Database Seminar Series (2011-2012)

The Database Seminar Series provides a forum for presentation and discussion of interesting and current database issues. It complements our internal database meetings by bringing in external colleagues. The talks that are scheduled for 2011-2012 are below.

The talks are usually held on a Wednesday at 2:30 pm in room DC (Davis Centre) 1302. Coffee will be served 30 minutes before the talk.

We will try to post the presentation notes, whenever that is possible. Please click on the presentation title to access these notes (usually in PDF format).
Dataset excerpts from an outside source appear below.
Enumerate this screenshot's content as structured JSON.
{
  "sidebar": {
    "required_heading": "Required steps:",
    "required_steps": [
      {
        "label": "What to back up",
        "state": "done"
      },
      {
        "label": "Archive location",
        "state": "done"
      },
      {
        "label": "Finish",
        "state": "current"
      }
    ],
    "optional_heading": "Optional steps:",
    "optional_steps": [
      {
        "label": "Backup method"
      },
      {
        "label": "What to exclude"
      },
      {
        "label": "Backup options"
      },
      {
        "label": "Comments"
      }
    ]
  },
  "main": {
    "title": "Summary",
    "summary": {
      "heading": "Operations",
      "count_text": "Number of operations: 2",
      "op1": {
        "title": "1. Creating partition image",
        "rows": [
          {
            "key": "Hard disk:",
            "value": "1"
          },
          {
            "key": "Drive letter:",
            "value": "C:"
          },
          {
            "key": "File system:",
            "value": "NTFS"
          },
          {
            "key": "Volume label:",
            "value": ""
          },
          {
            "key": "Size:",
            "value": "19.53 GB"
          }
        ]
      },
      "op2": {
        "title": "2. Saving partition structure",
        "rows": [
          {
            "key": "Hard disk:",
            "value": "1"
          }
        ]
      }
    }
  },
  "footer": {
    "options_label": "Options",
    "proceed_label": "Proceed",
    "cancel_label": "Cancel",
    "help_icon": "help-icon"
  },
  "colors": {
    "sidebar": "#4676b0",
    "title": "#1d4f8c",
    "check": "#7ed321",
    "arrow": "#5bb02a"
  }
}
The Database Seminar Series is supported by Sybase iAnywhere.


Jonathan Goldstein
Alon Halevy
Molham Aref
Ryan Johnson
Martin Kersten

28 September 2011, 2:30 pm, DC 1302

Title: Temporal Analytics on Big Data for Web Advertising
Speaker: Jonathan Goldstein, Microsoft
Abstract: Work by: Badrish Chandramouli, Jonathan Goldstein, and Songyun Duan

"Big Data" stored in map-reduce (M-R) clusters is often fundamentally temporal in nature, as are many analytics tasks over such data. For instance, display advertising uses Behavioral Targeting (BT) to select ads for users based on prior searches, page views, etc. Prior work on BT has focused on techniques that scale well for offline data using M-R. However, this approach has limitations for BT-style applications that deal with temporal data: (1) many queries are temporal and not easily expressible in M-R, and moreover, the set-oriented nature of M-R front-ends such as SCOPE is not suitable for temporal processing; (2) as commercial systems mature, they may need to also directly analyze and react to real-time data feeds since a high turnaround time can result in missed opportunities, but it is difficult for current solutions to naturally also operate over real-time streams.
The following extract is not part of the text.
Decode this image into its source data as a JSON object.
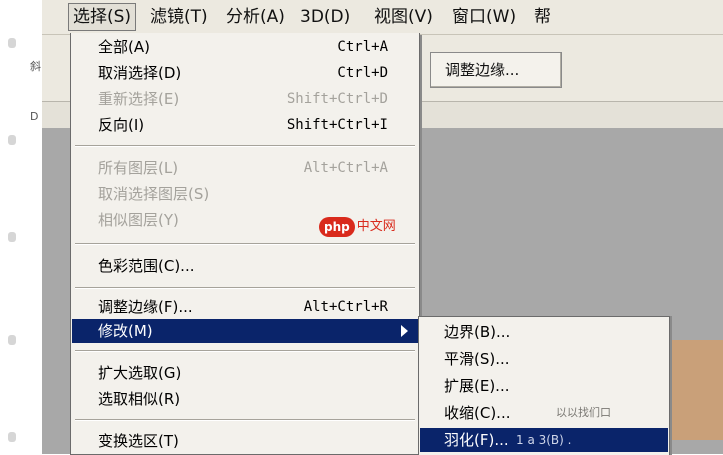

We therefore propose a novel framework called TiMR (pronounced timer), that combines a time-oriented data processing system with a M-R framework. Users write and submit analysis algorithms as temporal queries — these queries are succinct, scale-out-agnostic, and easy to write. They scale well on large-scale offline data using TiMR, and can work unmodified over real-time streams. We also propose new cost-based query fragmentation and temporal partitioning schemes for improving efficiency with TiMR. Second, we show the feasibility of this approach for BT, with new temporal algorithms that exploit new targeting opportunities. Experiments using real data from a commercial ad platform show that TiMR is very efficient and incurs orders-of-magnitude lower development effort. Our BT solution is easy and succinct, and performs up to several times better than current schemes in terms of memory, learning time, and click-through-rate/coverage.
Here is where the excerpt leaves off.